User Story Mapping

The image in the reading complementing the idea of building shared understanding felt all too real. This summer, as I worked as a software engineering intern, I often got on a call with my manager, who worked remotely, to discuss technical concepts. How should we design this architecture? In what ways can we drop attention tokens to reduce computation in our transformer model? For each of these types of questions that I had, my manager would respond briefly through our chat and then set up a quick 1:1 to discuss. In these zoom calls, we would agree upon an approach, and I would get to thinking about how to implement the concept. However, there were a few times when I implemented something and requested a code review, and it turned out that what he had in mind and what I had in mind were totally different even though we had previously come to a “consensus.” I remember thinking “dang, what went wrong? Did I not ask enough questions? I wasted a week of work implementing something that was different from what my manager expected…” I learned my lesson of how important it is to have in-person meetings (and how intentional it is to have them in-person when possible), especially when describing abstract concepts. Had we been able to draw out the model architectures or scribbled down our ideas separately, the outcome might have been different. Thus, this reading made it clear that the design approach discussed here applies even outside of purely design roles, i.e. that it is something that can be really great to leverage even as an engineer (when we think about our different PM, designer, engineer roles in our projects). Shared documents (our even shared conversations) aren’t (necessarily) shared understanding.
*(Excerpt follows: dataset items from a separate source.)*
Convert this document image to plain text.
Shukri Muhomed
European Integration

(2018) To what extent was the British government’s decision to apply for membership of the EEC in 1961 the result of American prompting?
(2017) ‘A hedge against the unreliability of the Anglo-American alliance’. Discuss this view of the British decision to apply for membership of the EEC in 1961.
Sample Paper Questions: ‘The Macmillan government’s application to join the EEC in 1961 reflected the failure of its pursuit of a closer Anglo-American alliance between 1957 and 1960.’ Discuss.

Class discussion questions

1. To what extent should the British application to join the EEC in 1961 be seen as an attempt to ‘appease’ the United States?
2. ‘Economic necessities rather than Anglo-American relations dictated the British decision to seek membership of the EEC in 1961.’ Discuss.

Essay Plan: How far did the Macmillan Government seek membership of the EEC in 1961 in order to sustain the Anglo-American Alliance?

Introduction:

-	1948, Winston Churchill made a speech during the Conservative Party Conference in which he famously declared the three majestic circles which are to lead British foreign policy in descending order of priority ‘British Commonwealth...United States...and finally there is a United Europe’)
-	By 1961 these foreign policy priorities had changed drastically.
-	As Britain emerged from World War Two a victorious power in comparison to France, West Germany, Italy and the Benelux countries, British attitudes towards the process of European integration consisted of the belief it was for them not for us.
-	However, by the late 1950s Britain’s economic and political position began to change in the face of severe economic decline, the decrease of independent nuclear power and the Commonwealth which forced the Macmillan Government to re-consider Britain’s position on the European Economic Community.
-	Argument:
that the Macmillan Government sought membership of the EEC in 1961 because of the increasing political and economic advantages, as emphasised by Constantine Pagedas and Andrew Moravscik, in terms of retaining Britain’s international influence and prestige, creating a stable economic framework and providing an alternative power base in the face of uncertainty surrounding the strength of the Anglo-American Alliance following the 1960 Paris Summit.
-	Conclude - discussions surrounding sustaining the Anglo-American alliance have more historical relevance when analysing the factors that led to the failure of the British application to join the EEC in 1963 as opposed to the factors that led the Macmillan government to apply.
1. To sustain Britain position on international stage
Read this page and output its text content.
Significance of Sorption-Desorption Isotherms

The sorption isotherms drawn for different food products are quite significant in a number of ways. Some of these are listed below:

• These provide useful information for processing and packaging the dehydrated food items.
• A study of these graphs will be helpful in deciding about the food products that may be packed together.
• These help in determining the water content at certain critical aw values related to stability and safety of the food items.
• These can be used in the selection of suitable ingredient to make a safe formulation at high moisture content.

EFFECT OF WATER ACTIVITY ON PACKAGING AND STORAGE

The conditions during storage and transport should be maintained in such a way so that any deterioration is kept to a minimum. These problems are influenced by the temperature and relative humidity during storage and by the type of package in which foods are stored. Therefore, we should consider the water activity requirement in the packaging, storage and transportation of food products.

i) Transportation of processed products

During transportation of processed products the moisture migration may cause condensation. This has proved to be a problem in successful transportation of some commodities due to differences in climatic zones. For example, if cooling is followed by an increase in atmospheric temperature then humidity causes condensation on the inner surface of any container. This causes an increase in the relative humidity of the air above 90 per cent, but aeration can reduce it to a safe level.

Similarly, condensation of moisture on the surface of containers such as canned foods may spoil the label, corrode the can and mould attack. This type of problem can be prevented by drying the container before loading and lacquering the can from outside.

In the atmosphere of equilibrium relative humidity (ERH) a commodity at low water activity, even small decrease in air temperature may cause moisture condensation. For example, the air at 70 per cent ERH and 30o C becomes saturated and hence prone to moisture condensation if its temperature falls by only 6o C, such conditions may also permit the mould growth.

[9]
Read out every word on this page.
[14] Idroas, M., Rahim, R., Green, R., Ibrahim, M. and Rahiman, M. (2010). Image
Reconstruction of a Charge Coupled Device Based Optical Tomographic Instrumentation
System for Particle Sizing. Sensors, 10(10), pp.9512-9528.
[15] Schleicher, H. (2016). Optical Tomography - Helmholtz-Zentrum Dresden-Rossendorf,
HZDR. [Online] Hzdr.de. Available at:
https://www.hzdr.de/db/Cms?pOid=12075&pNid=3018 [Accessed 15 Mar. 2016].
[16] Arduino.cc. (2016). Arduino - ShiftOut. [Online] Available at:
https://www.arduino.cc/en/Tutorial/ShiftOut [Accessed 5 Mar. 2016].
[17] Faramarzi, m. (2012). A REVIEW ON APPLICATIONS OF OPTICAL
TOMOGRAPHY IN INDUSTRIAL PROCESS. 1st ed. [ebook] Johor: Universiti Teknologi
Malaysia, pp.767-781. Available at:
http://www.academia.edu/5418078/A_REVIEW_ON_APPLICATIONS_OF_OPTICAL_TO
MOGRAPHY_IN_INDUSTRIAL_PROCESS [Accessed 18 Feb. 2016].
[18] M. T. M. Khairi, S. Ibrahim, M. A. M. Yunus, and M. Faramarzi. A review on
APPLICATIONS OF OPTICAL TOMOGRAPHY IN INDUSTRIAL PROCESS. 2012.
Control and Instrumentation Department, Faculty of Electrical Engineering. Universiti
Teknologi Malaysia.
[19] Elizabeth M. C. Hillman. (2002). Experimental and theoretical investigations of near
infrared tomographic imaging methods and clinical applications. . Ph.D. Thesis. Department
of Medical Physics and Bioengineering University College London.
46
Image Illustrating Shared Documents aren't shared understanding
“The goal should never be to build it all. The goal is to minimize the amount we build.” I thought this quote was really interesting. It really gets to the heart of prioritization in a way that is super clear. I think that in my design processes, I tend to follow the MoSCoW prioritization technique, which breaks down into must-haves, should-haves, could-haves, and won’t haves (or won’t have right now). Instead, the author simplifies it as “it was either in or out”, with “we cannot go live without this” and everything else. It’s definitely a much more strict process of deciding what to do, and I believe that it can really facilitate and streamline the design process, especially in conversations with large groups of people (or when things are indecisive). I think that having the sticky-note design process can also complement the document approach because documents can definitely be a good place to write out details or other things that come to mind (but that may not have a good place on the board at the moment).